I nearly forgot that Easter was coming. This year we’re staying at home – going nowhere—for the sake of Zsolt’s study habits and the impending viva. But I will miss having an Easter with family. In Canada we go to my grandmother’s home (Bonjour Lulu!), or someone’s home in Quebec, and share a lunch. My family is comprised of cooks and bakers, and people generally produce excellent food. Like, lick your fingers and smack those lips excellent. When we were younger (proper grandchildren rather than adult grandchildren) Lulu would always hand out these large chocolate bunnies with marshmallow filling. They were pretty to look at – I loved the idea of them, the idea of the chocolate and the bright pinks, yellows, blues on the wrapper . . .of a bunny who collects painted eggs and carries a blue tinfoil basket. . . but could never bring myself to love the idea of marshmallow filling.

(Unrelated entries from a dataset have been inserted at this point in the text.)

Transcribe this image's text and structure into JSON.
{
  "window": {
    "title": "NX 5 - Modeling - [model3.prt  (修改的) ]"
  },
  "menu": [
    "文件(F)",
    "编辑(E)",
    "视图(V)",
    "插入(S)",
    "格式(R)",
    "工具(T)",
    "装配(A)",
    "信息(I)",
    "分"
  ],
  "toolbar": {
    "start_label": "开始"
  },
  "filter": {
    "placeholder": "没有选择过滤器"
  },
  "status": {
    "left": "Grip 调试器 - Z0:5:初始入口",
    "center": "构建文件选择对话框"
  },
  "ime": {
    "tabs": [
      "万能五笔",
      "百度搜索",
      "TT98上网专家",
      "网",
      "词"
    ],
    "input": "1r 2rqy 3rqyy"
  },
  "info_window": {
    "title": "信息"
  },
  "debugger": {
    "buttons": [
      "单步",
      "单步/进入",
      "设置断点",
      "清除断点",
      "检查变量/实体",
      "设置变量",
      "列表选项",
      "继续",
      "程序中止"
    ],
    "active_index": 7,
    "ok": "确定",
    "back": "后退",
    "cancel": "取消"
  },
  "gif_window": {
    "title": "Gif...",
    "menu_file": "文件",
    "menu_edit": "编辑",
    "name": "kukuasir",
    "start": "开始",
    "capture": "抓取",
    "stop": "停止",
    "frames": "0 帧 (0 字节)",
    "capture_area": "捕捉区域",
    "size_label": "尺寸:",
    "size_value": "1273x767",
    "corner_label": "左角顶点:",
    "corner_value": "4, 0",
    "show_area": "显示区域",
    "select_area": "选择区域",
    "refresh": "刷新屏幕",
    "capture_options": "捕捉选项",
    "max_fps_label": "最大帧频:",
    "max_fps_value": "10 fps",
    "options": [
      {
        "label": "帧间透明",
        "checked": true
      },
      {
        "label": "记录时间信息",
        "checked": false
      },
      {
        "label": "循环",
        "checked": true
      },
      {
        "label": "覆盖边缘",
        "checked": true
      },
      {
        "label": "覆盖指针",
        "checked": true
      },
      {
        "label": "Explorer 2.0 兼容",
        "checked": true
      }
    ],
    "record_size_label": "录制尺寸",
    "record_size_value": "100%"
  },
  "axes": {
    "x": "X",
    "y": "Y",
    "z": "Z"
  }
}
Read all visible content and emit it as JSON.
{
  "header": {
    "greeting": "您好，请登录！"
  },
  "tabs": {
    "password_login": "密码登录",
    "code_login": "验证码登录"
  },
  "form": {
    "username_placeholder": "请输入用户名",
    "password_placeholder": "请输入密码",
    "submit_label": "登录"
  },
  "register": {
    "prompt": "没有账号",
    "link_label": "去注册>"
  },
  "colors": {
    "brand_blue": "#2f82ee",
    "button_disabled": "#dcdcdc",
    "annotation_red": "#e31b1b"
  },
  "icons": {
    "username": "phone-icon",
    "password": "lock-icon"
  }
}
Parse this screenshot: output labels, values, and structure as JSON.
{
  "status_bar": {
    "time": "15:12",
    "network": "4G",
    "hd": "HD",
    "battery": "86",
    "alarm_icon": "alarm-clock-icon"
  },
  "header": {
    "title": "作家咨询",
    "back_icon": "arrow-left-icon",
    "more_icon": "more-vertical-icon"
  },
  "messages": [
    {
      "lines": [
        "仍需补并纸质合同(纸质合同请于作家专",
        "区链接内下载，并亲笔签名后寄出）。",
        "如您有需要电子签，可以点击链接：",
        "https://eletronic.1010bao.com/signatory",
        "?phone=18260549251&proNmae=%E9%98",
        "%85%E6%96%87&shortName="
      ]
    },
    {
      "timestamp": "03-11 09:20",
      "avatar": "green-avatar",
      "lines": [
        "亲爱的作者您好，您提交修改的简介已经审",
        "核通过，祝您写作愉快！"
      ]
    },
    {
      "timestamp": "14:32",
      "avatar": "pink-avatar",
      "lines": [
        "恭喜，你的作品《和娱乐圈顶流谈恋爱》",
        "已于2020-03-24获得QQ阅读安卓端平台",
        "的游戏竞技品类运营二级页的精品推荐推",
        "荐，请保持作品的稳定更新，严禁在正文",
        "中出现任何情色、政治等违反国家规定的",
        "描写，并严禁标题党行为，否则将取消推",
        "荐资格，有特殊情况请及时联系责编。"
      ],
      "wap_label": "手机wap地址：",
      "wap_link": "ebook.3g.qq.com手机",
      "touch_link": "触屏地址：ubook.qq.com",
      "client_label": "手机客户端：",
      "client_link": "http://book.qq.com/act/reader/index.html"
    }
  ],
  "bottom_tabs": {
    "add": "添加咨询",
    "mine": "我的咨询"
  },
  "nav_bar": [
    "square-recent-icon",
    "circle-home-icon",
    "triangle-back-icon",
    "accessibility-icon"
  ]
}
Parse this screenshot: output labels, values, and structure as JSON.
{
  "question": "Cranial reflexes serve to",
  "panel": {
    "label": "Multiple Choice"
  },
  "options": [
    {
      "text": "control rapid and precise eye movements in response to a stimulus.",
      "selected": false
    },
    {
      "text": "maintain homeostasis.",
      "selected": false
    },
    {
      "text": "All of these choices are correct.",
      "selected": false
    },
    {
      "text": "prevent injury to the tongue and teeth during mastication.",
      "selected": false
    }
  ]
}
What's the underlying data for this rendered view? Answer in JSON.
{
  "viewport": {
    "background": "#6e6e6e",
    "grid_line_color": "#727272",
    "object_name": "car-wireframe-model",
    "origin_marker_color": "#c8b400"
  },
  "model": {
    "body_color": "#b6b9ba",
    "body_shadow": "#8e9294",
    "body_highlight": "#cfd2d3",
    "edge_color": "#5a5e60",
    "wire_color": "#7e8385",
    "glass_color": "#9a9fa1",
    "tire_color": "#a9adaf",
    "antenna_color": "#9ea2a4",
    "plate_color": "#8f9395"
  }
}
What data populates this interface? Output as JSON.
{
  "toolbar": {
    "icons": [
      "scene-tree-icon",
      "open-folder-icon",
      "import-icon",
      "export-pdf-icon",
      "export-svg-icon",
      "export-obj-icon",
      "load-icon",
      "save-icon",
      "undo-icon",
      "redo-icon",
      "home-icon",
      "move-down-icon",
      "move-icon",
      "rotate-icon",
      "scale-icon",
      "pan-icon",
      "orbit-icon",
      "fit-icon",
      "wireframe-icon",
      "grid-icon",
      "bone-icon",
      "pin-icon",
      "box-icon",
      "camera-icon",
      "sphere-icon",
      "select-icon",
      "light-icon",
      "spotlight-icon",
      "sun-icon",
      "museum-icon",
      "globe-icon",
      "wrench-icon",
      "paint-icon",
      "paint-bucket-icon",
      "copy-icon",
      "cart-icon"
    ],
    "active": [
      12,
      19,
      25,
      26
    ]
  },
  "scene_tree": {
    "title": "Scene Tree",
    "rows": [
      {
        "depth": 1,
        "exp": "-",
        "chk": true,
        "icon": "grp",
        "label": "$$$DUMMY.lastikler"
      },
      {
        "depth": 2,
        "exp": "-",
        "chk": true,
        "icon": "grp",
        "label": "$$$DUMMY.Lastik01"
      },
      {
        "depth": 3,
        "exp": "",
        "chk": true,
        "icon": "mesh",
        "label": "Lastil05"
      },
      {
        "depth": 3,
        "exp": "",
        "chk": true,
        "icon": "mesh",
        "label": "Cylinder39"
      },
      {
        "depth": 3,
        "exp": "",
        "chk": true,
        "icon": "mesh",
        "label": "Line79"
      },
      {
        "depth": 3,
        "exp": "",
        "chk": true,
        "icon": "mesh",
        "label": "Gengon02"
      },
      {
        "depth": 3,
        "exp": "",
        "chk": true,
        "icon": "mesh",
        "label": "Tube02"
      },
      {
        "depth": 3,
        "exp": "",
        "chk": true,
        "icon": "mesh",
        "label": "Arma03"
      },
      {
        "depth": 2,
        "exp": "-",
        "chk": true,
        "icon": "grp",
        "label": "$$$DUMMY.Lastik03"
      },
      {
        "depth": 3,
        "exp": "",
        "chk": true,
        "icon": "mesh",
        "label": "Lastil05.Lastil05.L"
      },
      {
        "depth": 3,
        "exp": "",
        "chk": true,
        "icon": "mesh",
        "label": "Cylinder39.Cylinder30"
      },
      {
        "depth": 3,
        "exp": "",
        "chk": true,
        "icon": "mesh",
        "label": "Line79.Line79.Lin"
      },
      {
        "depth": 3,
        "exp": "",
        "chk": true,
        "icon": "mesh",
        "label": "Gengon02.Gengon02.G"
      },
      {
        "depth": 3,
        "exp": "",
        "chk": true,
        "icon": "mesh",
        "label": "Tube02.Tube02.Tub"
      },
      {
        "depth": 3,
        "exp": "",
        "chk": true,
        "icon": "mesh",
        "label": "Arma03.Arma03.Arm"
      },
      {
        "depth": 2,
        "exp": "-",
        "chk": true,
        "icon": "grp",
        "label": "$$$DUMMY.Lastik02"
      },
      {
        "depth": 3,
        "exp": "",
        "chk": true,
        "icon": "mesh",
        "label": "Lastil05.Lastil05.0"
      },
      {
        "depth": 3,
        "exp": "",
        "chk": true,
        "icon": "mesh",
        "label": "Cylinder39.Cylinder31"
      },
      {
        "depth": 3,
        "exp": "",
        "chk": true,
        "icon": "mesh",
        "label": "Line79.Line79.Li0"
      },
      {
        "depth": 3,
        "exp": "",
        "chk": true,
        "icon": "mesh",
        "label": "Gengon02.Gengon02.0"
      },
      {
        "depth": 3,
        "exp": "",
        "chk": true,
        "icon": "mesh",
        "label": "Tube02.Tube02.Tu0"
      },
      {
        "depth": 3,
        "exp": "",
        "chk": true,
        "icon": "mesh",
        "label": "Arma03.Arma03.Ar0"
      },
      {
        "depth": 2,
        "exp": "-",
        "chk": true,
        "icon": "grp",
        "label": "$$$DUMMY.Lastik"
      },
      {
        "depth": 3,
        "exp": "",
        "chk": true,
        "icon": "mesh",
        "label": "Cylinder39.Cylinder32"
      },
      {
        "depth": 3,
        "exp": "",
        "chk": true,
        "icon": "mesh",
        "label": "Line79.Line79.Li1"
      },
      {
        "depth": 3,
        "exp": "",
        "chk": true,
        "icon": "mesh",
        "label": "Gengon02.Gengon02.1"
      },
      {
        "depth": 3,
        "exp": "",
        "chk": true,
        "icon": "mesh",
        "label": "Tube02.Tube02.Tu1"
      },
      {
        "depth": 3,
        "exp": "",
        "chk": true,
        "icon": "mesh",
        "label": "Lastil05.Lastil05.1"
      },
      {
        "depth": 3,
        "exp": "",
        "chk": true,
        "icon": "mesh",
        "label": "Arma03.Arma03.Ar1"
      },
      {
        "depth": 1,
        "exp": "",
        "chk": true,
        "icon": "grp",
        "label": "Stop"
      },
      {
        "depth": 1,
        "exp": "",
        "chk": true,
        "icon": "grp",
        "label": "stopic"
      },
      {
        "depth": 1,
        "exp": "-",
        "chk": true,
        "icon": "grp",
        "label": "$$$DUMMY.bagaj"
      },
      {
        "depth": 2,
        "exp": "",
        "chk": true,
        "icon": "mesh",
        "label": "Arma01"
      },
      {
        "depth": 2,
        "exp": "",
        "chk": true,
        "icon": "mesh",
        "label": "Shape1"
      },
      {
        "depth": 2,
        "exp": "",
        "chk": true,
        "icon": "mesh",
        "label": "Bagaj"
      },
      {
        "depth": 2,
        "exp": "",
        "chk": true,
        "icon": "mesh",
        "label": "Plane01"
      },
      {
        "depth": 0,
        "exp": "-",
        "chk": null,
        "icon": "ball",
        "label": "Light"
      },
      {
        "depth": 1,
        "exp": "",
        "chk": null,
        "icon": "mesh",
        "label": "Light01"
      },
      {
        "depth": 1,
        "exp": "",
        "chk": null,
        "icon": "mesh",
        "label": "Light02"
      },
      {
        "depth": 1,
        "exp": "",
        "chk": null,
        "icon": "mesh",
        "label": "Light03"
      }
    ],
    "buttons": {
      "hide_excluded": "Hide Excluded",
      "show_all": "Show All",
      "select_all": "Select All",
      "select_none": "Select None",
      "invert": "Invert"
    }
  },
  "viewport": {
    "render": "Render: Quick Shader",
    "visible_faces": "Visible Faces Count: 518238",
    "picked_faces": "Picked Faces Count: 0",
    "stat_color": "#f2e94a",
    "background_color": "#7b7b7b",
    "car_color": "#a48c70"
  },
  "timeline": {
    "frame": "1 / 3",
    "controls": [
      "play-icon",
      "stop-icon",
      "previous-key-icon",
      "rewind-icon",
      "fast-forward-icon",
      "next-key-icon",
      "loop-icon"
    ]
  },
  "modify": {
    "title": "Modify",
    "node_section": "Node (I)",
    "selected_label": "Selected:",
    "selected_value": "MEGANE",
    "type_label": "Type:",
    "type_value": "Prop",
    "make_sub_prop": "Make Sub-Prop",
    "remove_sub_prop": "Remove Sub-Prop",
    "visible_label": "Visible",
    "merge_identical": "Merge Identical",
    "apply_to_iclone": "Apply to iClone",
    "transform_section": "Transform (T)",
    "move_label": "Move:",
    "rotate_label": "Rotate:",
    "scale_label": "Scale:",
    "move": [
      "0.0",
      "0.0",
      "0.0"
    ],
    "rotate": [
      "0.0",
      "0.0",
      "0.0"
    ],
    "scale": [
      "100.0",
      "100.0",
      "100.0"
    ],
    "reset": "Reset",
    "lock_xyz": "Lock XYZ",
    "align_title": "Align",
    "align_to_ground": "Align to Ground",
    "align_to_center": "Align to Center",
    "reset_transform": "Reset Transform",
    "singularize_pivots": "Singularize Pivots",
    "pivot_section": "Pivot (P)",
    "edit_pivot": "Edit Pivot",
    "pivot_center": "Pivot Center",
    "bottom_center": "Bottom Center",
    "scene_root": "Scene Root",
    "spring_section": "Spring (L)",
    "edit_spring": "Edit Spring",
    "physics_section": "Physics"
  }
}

In Hungary, Zsolt’s mother will hard boil about two dozen eggs, and his sister will prepare the dyes out in the garden. Then we’ll sit around for an hour or two and dye the eggs. I love it. After you have your egg dyed with whatever colour arrangement you choose (all red, half red, half blue, some purple in between, or yellow and blue with a green band, etc) you take some pork fat and rub into the egg shell to make it shine. On Easter morning people crack into the coloured eggs, but Zsolt’s mom saves the prettiest ones from hungary fingers.
And speaking of eggs, I have a fertility appointment this week. Wednesday. It’ll be a family gathering of sorts, in that it’s about family and there will be a gathering - just not of the Easter kind. A good friend recommended I stop thinking about fertility and just give my body a break. Sound reasoning. It’s on my ‘to do’ list (along with some meditation). But first there’s this appointment.
People tell me that I have options. Okay, Catherine, you have options. The doctor last week very kindly told me that ‘it’s highly likely you’re period will come back’. It's nice when the term ‘highly likely’ refers to something good.
There is this option of egg donation. Have you heard of it? Essentially, a woman donates an egg, and the recipient of the egg can have it inseminated with a man’s sperm (her husband’s or partner’s I assume), and that egg is then planted into the recipient’s womb. I guess it’s a bit like in vitro fertilization. And that’s where my knowledge stops. Are the chances of conception similar to in vitro? Would I need to take a load of drugs beforehand? Are women truly willing to give up their eggs?
Zsolt said, ‘well women lose an egg every month if they don’t conceive’, which is true. But for some reason, it feels entirely odd to imagine donating eggs. It feels slightly like donating a baby. But men have done this for ages – they have sperm banks for goodness sake, and I’m not sure they feel similar inhibition to the idea. Maybe that’s because it’s a generally accepted action for men (“go forth and procreate”)? Or maybe it’s because the process is far more invasive for women? I don’t know. If you had asked me two years ago if I’d like to donate some eggs to women who cannot conceive, there is a good chance I would have passed. But now, waiting for my period to return with crossed fingers, I’m starting to realize a different perspective.
Then there is the adoption option. Another murky area. The idea is very nice, and almost ideal if you cannot have children. Plus, you’re making a huge difference to a child’s life. Surprisingly – but of course, if you really consider it – a social worker friend told me that most babies/young children adopted are those removed from their families because the parents are deemed unfit. Of course, this doesn’t change the fact that adopting one of these children would be a blessing, but you can see how there are complications.
And then I guess there’s ovary stimulation? I really know nothing about this. For all I know, the doctor takes a giant feather and tickles a woman’s belly. But I’m guessing it involves hormones and drugs and all those little goodies I’d rather avoid.
Anyhow, Easter is coming, and I have trouble not thinking about my lack of menstrual cycle. All these baby chicks and lambs and horses – all my friends totting their beautiful children – it makes me wonder, will I be part of this?
Before cancer the answer was, ‘yes’.
After cancer (after chemo) the answer is, ‘hopefully’.
Right, back to Monday morning. Orange juice is under control. Time to make some breakfast if I can find a clean dish in this mess. Yesterday I made a fantastic meal of some curry chicken and soup. But fantastic meals leave me knackered, and I can never bother with the dishes immediately. As a result my flat looks like a culinary Armageddon.
But that’s okay. And now, onwards with the day.